Song by Kendrick Lamar

from the album Damn
- Released: April 14, 2017
- Recorded: 2017
- Studio: Windmark Studios, Henson Recording Studios
- Genre: Hip-hop
- Length: 5:08
- Label: Top Dawg; Aftermath; Interscope;
- Songwriters: Kendrick Duckworth; Dacoury Natche; Mark Spears; Chester Hansen; Alexander Sowinski; Matthew Tavares; Leland Whitty;
- Producers: DJ Dahi; Sounwave; BadBadNotGood;

= Lust (Kendrick Lamar song) =

"Lust" (stylized as "LUST.") is a song by American rapper Kendrick Lamar, from his fourth studio album Damn, released on April 14, 2017. The ninth track on the album (sixth on the Collector's Edition of Damn), the song was written by Lamar, DJ Dahi, Mark Spears Sounwave, and BadBadNotGood, and was produced by DJ Dahi, Sounwave, and BadBadNotGood. The song features uncredited guest vocals from record producer Kaytranada. Although not released as a single, the song charted in multiple countries in 2017.

== Production ==
The song is about routine; the things we allow to interrupt them, along with romantic lust and material desire. The song's lyrics also reflect Lamar's reaction to the 2016 presidential election, specifically the anger and confusion some of the nation felt in the wake of it. Specifically, Lamar speaks about the protests against Donald Trump, including the struggle to keep the energy up and sustain the protests long-term, without getting fatigued. By the end of the song, the theme of acceptance comes into play.

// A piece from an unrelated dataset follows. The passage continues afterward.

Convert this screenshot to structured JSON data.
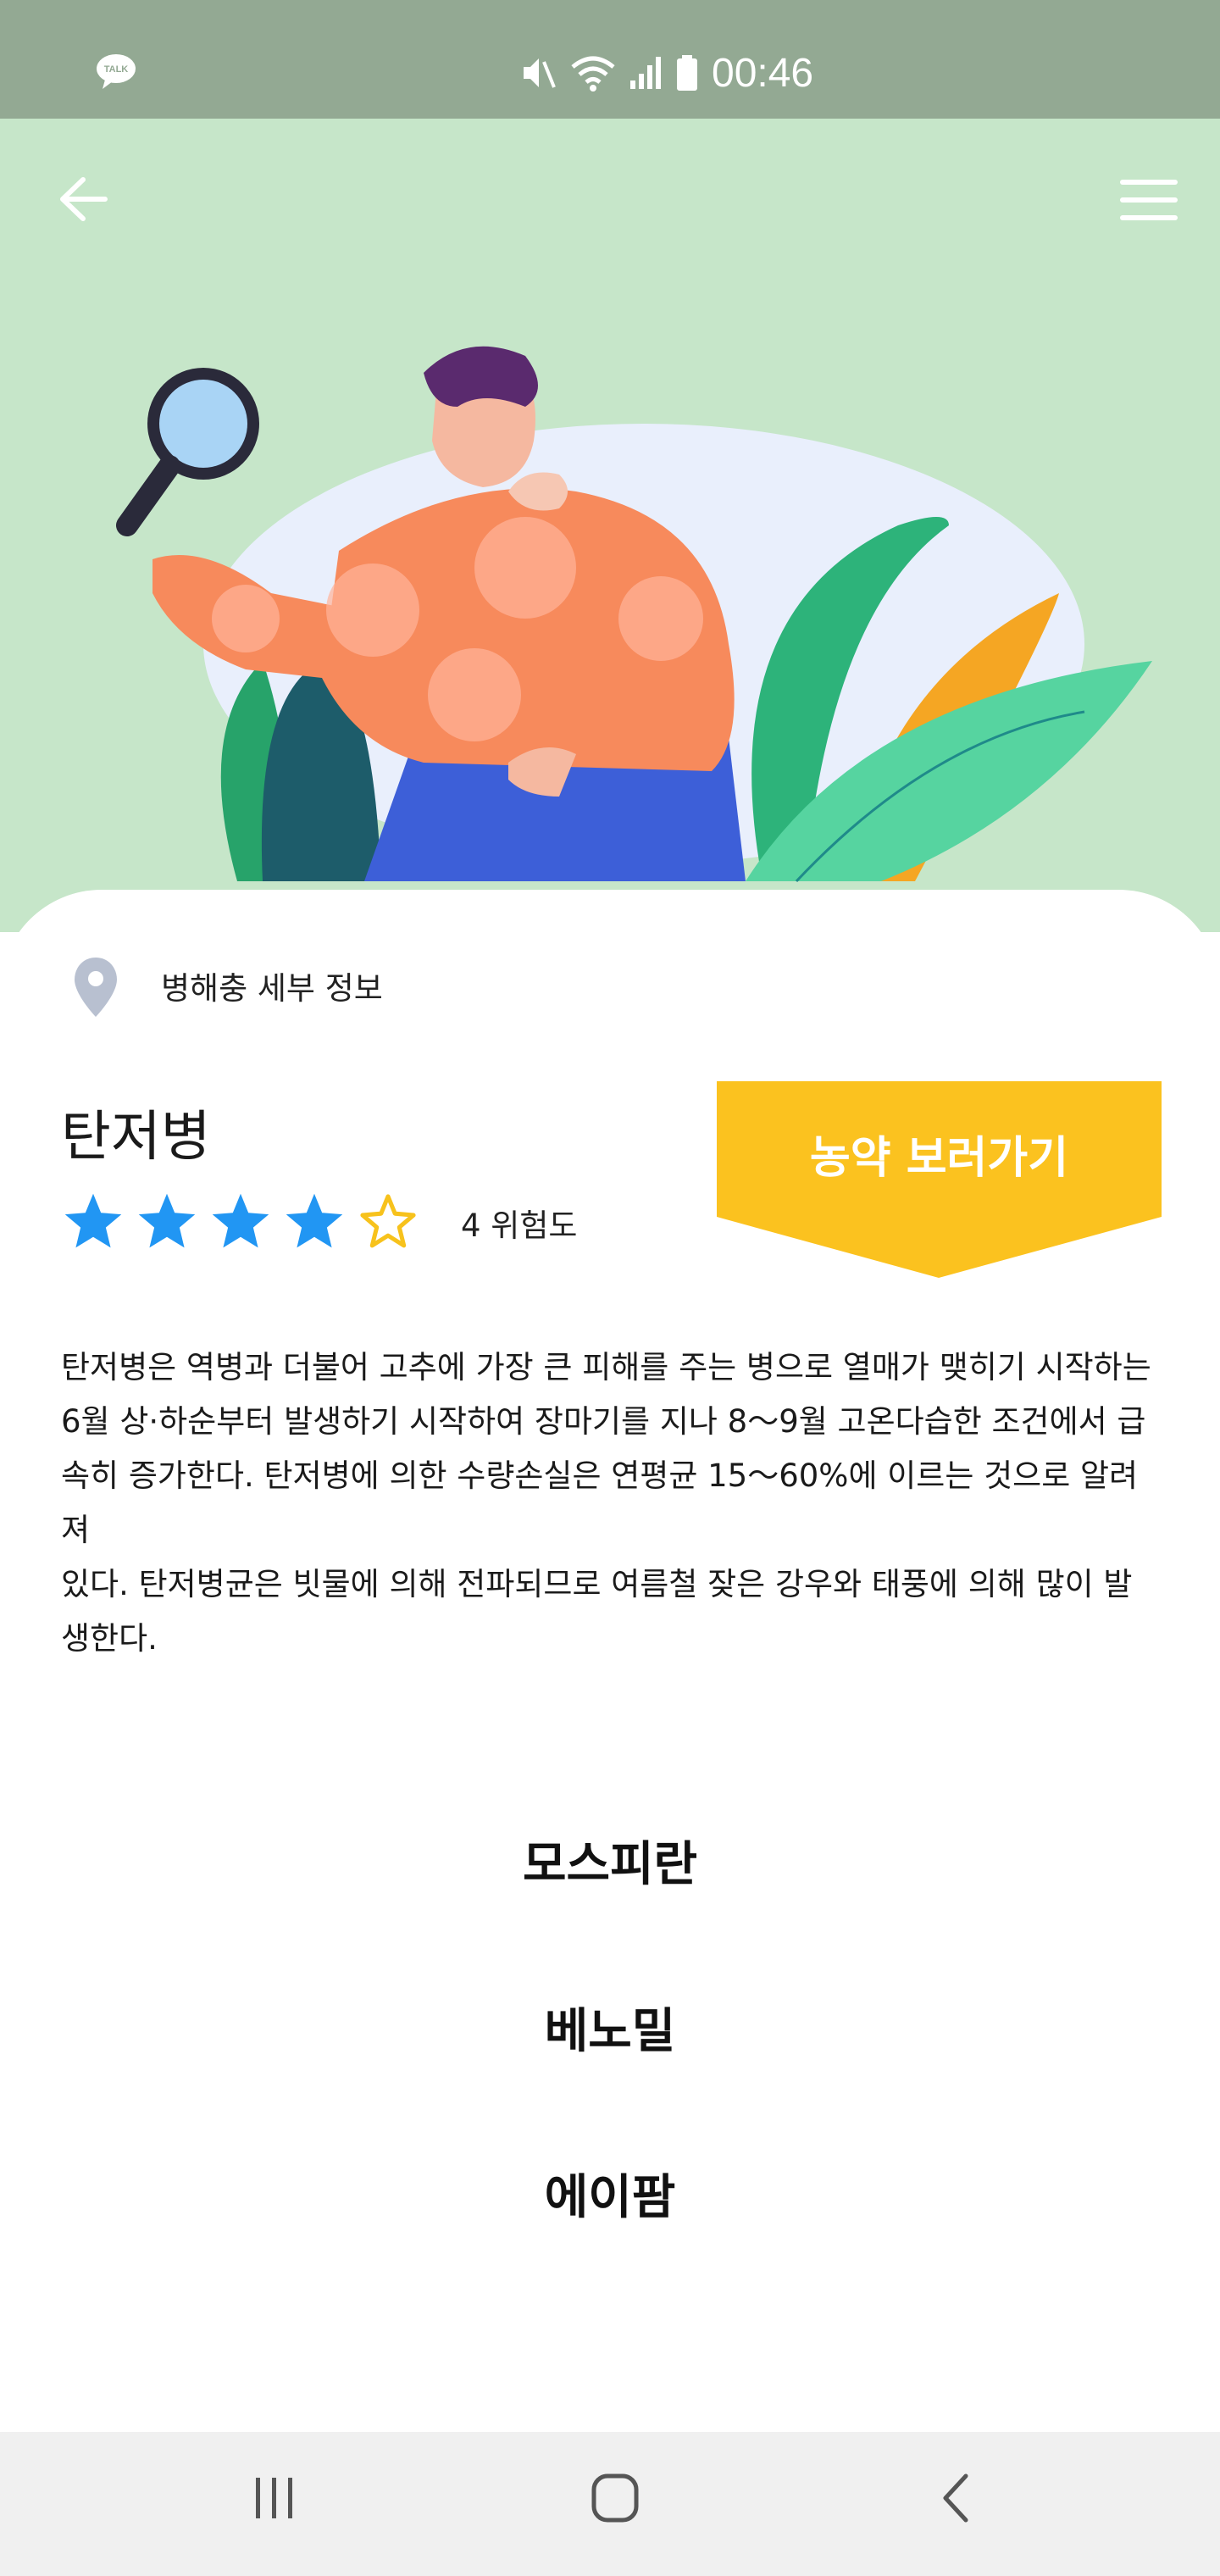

The song is built off an original composition by BadBadNotGood which features guest vocals from electronic musician Kaytranada. Lamar first met the band at Coachella in 2016, immediately asking the band to collaborate. With Lamar, producers DJ Dahi and Sounwave flipped the track, with additional string arrangements made by jazz saxophonist Kamasi Washington, who played on Lamar's third studio album, To Pimp a Butterfly. The song contains a sample of Rat Boy's 2015 song "Knock Knock Knock", sampled by former collaborator Dahi. When he found out about the sample, Rat Boy tweeted his appreciation.

== Critical reception and tributes ==
Kathleen Johnston of GQ described "Lust" as the best song on Damn.

Months after the release of "Lust" and Damn, creative collective Combined Culture released a short film inspired by the track on June 17, 2017, in celebration of Lamar's 30th birthday earlier in June.

== Live performances ==
Lamar performed "Lust" live at the Coachella Valley Music and Arts Festival on April 23, 2017. He performed the song seated in a cage accentuated by strings of LED lights. Lamar has performed "Lust" on The Damn Tour.

== Credits and personnel ==
Credits adapted from the official Damn digital booklet.

Production and songwriting
- Kendrick Duckworth – songwriter
- Dacoury Natche – songwriter, producer
- Mark Spears – songwriter, producer, strings
- Chester Hansen – songwriter, producer (as part of BADBADNOTGOOD)
- Alexander Sowinski – songwriter, producer (as part of BADBADNOTGOOD)
- Matthew Tavares – songwriter, producer (as part of BADBADNOTGOOD)
- Leland Whitty – songwriter, producer (as part of BADBADNOTGOOD)
- Kamasi Washington – strings
- Kaytranada – additional vocals
- Rat Boy – additional vocals (sample)
Technical
- Derek Ali – mixing
- Tyler Page – mix assistant
- Cyrus Taghipour – mix assistant

== Charts ==

| Chart (2017) | Peak position |
|---|---|
| Canada Hot 100 (Billboard) | 35 |
| Czech Republic Singles Digital (ČNS IFPI) | 86 |
| France (SNEP) | 122 |
| Ireland (IRMA) | 36 |
| Netherlands (Single Top 100) | 72 |
| New Zealand (Recorded Music NZ) | 36 |
| Portugal (AFP) | 34 |
| Slovakia Singles Digital (ČNS IFPI) | 45 |
| Sweden (Sverigetopplistan) | 94 |
| UK Singles (Official Charts) | 52 |
| US Billboard Hot 100 | 43 |
| US Hot R&B/Hip-Hop Songs (Billboard) | 25 |

==Certifications==

| Region | Certification | Certified units/sales |
| Australia (ARIA) | Gold | 35,000^{‡} |
| Canada (Music Canada) | Platinum | 80,000^{‡} |
| New Zealand (RMNZ) | Gold | 15,000^{‡} |
| United States (RIAA) | Gold | 500,000^{‡} |
^{‡} Sales+streaming figures based on certification alone.